A modified model for simulating the effect of temperature on ultrasonic attenuation in 7050 aluminum alloy

• Main Authors: Yunxin Wu, Lei Han, Hai Gong, A. S. Ahmad
• Format: Article
• Language: English
• Published: AIP Publishing LLC 2018-08-01
• Series: AIP Advances
• Online Access: http://dx.doi.org/10.1063/1.5045627

Knowing propagating properties of an ultrasonic wave can enhance the non-destructive testing techniques in alloy materials field, such as the electromagnetic acoustic transducer techniques, and the piezoelectric ultrasonic transducer techniques. When temperature is taken into consideration, the ultrasonic propagating attenuation become very complex process. In this paper, a loss factor coefficient function with change in temperatures is established and the loss factor damping model with temperature term is coupled into the equations of elastic wave motion. A modified frequency domain model for calculating the ultrasonic attenuation due to temperature changes in 7050 Aluminum alloy is then developed.

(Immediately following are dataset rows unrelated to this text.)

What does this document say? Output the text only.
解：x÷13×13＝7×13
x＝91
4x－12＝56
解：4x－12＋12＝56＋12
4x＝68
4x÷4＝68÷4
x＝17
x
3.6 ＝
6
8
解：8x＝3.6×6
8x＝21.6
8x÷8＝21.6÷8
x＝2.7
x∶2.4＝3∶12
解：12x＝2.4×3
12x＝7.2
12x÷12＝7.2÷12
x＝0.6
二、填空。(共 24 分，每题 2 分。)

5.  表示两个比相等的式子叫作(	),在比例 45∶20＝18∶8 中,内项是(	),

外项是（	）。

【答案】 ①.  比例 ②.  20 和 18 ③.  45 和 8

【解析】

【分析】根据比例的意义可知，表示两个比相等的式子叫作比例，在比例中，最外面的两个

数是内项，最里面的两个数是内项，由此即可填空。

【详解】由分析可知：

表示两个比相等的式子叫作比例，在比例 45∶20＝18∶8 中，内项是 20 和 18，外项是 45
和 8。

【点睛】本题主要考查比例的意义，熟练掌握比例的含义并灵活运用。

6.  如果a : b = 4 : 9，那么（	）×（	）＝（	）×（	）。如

The model is validated experimentally using a high power pulse transmitter/receiver RPR-4000, a resistant high temperature electromagnetic acoustic transducer set-up and a 7050 Aluminum alloy sample. The simulation and the experimental results are determined to be in good agreement. The numerical model is used to calculate the ultrasonic-waves field, the ultrasonic attenuation, and the ultrasonic propagation directivity considering the temperature effect. The modeling results indicate that the ultrasonic energy attenuation is significantly affected by temperature. When the temperature increases from 20°C up to 480°C, the ultrasonic energy attenuates by 32.31%. It is also found that the length of near acoustic field increases with the increase in temperature. There is a common basic mode for the attenuation of ultrasonic waves, in which the attenuated mode cannot be affected by other factors. Increasing the temperature or the frequency, the ultrasonic propagation can obtain an excellent directivity. Results obtained from the present model will provide a comprehensive understanding of design parameter effects and consequently improve the design/performance in the non-destructive testing techniques.